For the current fiscal, it lowered the growth rate to 6.6% from previously projected 6.7%. This compares to 6.5% forecast by the government, down from 7.1% a year earlier.
“Apart from the direct impact on inflation, fiscal slippage has broader macro-financial implications, notably on economy-wide costs of borrowing which have already started to rise. This may feed into inflation,” RBI said.
MPC was of “the view that the nascent recovery needs to be carefully nurtured and growth put on a sustainably higher path through conducive and stable macro-financial management.”
The resolution of the MPC said “the inflation outlook is clouded by several uncertainties on the upside”, flagging risks from 7th pay panel implementation in states, high oil prices, hike in customs duties and fiscal slippage to 3.5% in 2017-18 and a higher target for 2018-19.
“Fiscal slippage as indicated in the Union Budget could impinge on the inflation outlook. Apart from the direct impact on inflation, fiscal slippage has broader macro-financial implications, notably on economy-wide costs of borrowing which have already started to rise.
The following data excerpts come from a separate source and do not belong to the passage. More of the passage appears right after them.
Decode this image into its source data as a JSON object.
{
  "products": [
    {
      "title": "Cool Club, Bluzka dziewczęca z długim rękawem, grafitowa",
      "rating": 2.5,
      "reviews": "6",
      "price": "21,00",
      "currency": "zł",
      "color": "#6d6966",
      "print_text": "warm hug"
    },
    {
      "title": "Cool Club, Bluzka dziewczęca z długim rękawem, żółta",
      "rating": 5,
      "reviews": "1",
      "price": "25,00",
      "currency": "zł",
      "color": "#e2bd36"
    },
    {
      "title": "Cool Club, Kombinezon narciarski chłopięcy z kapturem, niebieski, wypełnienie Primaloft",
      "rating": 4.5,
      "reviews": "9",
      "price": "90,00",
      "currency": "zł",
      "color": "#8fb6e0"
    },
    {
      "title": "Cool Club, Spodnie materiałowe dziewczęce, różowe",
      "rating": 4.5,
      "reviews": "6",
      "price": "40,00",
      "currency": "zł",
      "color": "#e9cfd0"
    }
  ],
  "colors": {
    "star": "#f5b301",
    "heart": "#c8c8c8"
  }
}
This may feed into inflation,” it warned.
RBI said however that it is too early to assess the impact of the minimum support prices hike in foodgrains and the impact on inflation.
On the positive side, MPC said there are mitigating factors like subdued capacity utilisation and moderate growth in rural wage, while welcoming the focus of Union Budget 2018 -19 on rural and infrastructure spending.
On volatility in global financial markets, RBI said it is due to uncertainty over the pace of normalisation of the US Fed monetary policy.
A majority of watchers were expecting the MPC to go for a status quo in rates with a hawkish commentary on inflation concerns.
At the last policy review, it had raised the inflation forecast to 4.3-4.7 % for the second half of the current fiscal.
Factors which can fuel price rise include a proposed increase in minimum support prices for grains, a rally in oil prices and the government deviating from the fiscal consolidation roadmap to target a wider 3.2% deficit in 2018-19.
On the economic growth front, there has been some improvement as the effects of the twin blows of demonetisation and GST implementation are waning. The government is expecting a 7-7.5% growth in 2018-19.
The RBI had switched stance to neutral from being accommodative in February last year as it saw rise in inflation. It had last cut the repo rate by 0.25% in the August 2017 monetary policy review.